Death Note and Divine Justice 2: Drawing the Lines


“Good evening; this is the nine o’clock news. Kira’s words, which I am to tell you now, are to become the law of this world. Kira will not forgive people whose existence is deemed a threat. Additionally, he will not tolerate people who live wastefully and do not use their abilities for the good of society.”
Death Note E32 ‘Selection’ (2007)

So last post, we left Light Yagami playing at being judge of all the earth, scribbling the names of convicted criminals and other assorted ne’er-do-wells in a notebook supernaturally powerful to thereby cause their deaths.1 He understands that rotten people deserve to die – that justice is a real, objective standard to which human beings must be held – and he also thinks that he himself is able to discern which people count as rotten, namely exactly where that standard sits.
 
Look, some more amazing fanart of Light Yagami, this time by the excellent Zelkray at newgrounds.com.
But as his reign of terror under the public’s preferred moniker of Kira continues and increases, things start to get a little trickier. Once you’ve killed all the really bad guys – the ones that virtually everyone agrees the world would be better off without – how far do you go? How much wrong does someone have to do in order to qualify for execution? And, for that matter, what actually counts as wrong?

Late in the series, Light arranges – using his biggest fan, Teru Mikami, as an intermediary, in order to mask his own involvement in the matter – for the news reporter Kiyomi Takada to act as the voice of Kira to the world. Her first broadcast in this role, as I quoted above, announces that not only those who actively do harm to society, but also those to fail to make appropriate contributions to it, will be liable for the death sentence.

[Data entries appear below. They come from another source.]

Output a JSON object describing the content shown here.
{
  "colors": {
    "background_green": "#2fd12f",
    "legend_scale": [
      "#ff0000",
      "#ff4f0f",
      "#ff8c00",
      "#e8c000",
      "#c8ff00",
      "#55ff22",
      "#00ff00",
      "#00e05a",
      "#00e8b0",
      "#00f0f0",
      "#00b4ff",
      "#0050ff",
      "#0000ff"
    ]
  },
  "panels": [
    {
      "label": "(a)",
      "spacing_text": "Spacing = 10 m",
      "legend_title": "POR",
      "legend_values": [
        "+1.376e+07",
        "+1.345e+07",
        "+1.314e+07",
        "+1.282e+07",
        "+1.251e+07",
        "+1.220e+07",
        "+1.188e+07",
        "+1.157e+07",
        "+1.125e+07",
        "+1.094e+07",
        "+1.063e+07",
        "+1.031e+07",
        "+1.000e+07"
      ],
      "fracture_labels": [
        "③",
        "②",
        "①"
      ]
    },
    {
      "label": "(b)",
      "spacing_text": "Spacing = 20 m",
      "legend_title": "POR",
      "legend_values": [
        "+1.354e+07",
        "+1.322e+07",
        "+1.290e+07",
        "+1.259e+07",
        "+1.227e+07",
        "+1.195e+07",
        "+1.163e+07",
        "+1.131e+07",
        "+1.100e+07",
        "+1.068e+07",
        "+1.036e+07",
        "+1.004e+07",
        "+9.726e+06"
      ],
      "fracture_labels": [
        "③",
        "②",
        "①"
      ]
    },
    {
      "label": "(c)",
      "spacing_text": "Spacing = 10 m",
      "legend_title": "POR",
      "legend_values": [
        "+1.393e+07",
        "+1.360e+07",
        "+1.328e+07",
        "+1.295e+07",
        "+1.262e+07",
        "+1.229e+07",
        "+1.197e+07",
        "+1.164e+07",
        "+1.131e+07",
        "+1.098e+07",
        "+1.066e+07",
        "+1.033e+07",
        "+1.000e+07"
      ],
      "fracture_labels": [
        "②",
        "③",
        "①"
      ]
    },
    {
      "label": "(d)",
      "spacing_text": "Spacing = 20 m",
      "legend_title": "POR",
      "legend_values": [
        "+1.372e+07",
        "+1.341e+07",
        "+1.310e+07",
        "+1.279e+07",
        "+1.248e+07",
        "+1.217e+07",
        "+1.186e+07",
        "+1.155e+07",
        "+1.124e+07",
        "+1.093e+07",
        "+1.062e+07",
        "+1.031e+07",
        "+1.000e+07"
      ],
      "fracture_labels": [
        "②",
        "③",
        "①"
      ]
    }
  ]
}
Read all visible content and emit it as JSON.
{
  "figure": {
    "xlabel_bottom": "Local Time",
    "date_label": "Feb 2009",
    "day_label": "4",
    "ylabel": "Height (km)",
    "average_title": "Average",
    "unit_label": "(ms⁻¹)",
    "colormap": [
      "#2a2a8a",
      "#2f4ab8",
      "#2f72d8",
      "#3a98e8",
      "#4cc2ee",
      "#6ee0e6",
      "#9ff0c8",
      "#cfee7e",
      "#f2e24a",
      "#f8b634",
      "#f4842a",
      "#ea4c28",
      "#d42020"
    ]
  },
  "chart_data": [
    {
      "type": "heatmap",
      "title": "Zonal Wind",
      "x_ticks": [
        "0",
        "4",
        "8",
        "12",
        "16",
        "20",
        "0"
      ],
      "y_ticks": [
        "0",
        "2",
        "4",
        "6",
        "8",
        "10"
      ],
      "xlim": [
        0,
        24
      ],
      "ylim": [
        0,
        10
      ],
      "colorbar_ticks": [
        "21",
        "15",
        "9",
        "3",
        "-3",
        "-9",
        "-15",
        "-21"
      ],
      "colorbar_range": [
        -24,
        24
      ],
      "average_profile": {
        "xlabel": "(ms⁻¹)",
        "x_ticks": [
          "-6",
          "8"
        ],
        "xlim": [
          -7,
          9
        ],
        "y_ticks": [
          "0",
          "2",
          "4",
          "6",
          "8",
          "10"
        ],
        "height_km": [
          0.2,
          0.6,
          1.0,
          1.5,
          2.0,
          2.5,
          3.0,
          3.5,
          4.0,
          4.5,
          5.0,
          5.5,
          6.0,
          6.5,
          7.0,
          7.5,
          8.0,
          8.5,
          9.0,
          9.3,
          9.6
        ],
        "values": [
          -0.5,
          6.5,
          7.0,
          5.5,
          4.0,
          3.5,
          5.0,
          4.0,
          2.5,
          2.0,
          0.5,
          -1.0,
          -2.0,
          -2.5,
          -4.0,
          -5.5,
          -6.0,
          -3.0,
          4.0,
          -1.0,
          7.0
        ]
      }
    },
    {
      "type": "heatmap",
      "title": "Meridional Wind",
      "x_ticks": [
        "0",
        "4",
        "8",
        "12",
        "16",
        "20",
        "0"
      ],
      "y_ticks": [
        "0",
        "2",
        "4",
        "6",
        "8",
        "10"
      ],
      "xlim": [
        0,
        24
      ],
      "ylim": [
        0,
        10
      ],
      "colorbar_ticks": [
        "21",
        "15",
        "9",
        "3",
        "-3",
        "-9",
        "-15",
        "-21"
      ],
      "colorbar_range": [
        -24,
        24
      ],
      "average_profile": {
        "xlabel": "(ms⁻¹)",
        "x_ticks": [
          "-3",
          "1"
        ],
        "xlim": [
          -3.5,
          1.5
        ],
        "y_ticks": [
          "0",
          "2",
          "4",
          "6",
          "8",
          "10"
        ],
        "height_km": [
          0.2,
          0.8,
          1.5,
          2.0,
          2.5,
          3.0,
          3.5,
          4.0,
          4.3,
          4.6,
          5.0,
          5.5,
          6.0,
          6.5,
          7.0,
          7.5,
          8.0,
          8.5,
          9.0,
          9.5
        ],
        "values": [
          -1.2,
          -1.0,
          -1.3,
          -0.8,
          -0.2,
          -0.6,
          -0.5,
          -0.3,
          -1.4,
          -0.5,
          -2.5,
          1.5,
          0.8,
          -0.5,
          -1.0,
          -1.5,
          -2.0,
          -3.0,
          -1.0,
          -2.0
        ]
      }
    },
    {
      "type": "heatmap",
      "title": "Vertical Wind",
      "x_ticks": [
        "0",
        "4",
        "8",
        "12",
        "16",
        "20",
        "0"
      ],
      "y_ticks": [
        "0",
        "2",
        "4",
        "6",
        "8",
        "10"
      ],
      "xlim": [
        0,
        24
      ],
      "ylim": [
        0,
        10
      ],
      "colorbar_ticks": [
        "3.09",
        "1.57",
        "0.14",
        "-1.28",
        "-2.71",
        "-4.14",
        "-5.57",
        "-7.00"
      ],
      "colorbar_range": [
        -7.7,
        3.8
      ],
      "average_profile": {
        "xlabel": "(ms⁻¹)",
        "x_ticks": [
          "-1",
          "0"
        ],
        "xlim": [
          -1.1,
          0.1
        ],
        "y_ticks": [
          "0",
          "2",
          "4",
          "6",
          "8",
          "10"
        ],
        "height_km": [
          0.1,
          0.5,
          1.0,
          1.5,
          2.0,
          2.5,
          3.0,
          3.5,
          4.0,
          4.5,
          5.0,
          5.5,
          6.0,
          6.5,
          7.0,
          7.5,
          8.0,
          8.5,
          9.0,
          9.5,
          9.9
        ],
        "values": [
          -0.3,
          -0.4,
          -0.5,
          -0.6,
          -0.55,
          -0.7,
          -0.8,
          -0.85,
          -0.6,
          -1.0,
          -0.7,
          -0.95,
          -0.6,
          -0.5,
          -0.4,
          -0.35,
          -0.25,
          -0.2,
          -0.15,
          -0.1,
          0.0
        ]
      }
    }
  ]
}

“Huh?” exclaims some guy watching the programme. “Does that mean that he’ll kill lazy people?”

“You’re kidding!” his colleague gapes.

Light happens to be walking by and overhears their reaction. His internal monologue chastises Mikami for encouraging Takada to make such an announcement: You’re overdoing it, Mikami. No, it’s too early.

But note the nature of his objection – not, that’s going too far, full stop, but rather, yes, that is the point we want to get to, but we need to ease the public into the idea more gradually. Light started by killing criminals, but he plans that he’ll eventually extend the same sentence to anyone who doesn’t conform to his idea of what it is to be a responsible citizen. Increment by increment, he’ll pull the line demarcating acceptable behaviour higher and higher until it sits where he thinks it really belongs; and so, increment by increment, he’ll render a greater proportion of the population liable for the death sentence.

He does it slowly, to avoid losing the not insubstantial wodge of popular support that Kira has managed to accrue. And the thing about doing things slowly, increment by increment, is that you often end up going further than you ever would in one big leap. This is demonstrated with a piercing irony by the earlier proportion of the storyline during which Light loses all his memories of being Kira. The whole thing is a highly elaborate ploy to convince his police colleagues of his innocence, and he has a plan in place to make sure his memories are ultimately restored, but for some weeks and months, he genuinely hasn’t got the faintest idea that he’s the one who’s been doing all the killing. On top of that, he has no sympathy for Kira. He considers him evil and is determined to bring him to justice. This is still Light, with his same personality, his same burning desire to see justice done – so why doesn’t he feel favourably towards the self-proclaimed judge of all the earth? Well, one reason, I’d postulate, is that he can’t remember the increment-by-increment process he went through from finding the Death Note to using it to murder anyone who didn’t fit with his idea of what a perfect world should look like. He looks at where Kira is now and it’s too big a leap from where he himself is now, for him to make it in one go.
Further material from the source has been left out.